Comunque i leghisti hanno fatto sapere ai giornalisti all’uscita da Palazzo Chigi che le priorità del momento sono chiare e che hanno sottolineato al presidente Draghi che il miglior ristoro è naturalmente cominciare con delle graduali riaperture. In particolare il capogruppo al Senato, Massimiliano Romeo, ha detto che “dobbiamo ispirarci al principio di ragionevolezza e buon senso. Se i dati analizzati nella cabina di regia dovessero dire che siamo da zona gialla non comprendiamo perché alcune regioni non possano riaprire alcune attività”. 

Nella partita del Recovery Fund, si vogliono infilare anche le regioni: “Le risorse assegnate all’Italia dal Piano nazionale di ripresa e resilienza riusciranno a sprigionare il loro effetto moltiplicatore solo se saremo capaci di integrarle con le strategie di sviluppo dei territori e con le linee di investimento già in essere.
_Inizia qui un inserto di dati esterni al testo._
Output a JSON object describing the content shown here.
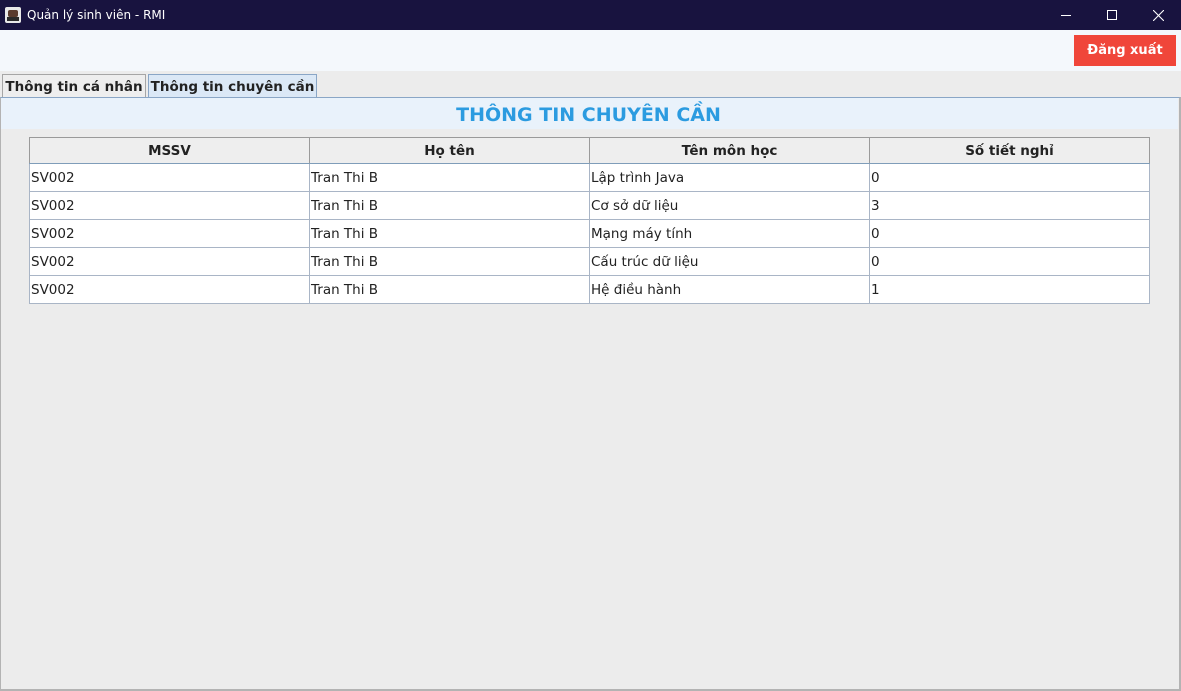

Proprio nella prospettiva di potenziare il dialogo tra le istituzioni e mettere insieme tutte le forze del Paese, le Regioni chiedono quindi di poter ottenere una rappresentanza diretta nella cabina di regia che si occuperà dell’implementazione del Pnrr”. Lo vuole il presidente della Conferenza delle Regioni, Massimiliano Fedriga, intervenendo alla Conferenza Stato-Regioni. 

Sta a Draghi rispondere con modalità che possano soddisfare anche le istituzioni del territorio. I quattrini ci sono e ingenti e sta al premier capire fino a dove si potrà spingere prima di inviare i progetti dell’Italia a Bruxelles. La proposta di piano deve essere pronta entro il 30 aprile e dovrà esserci spazio anche per la discussione parlamentare.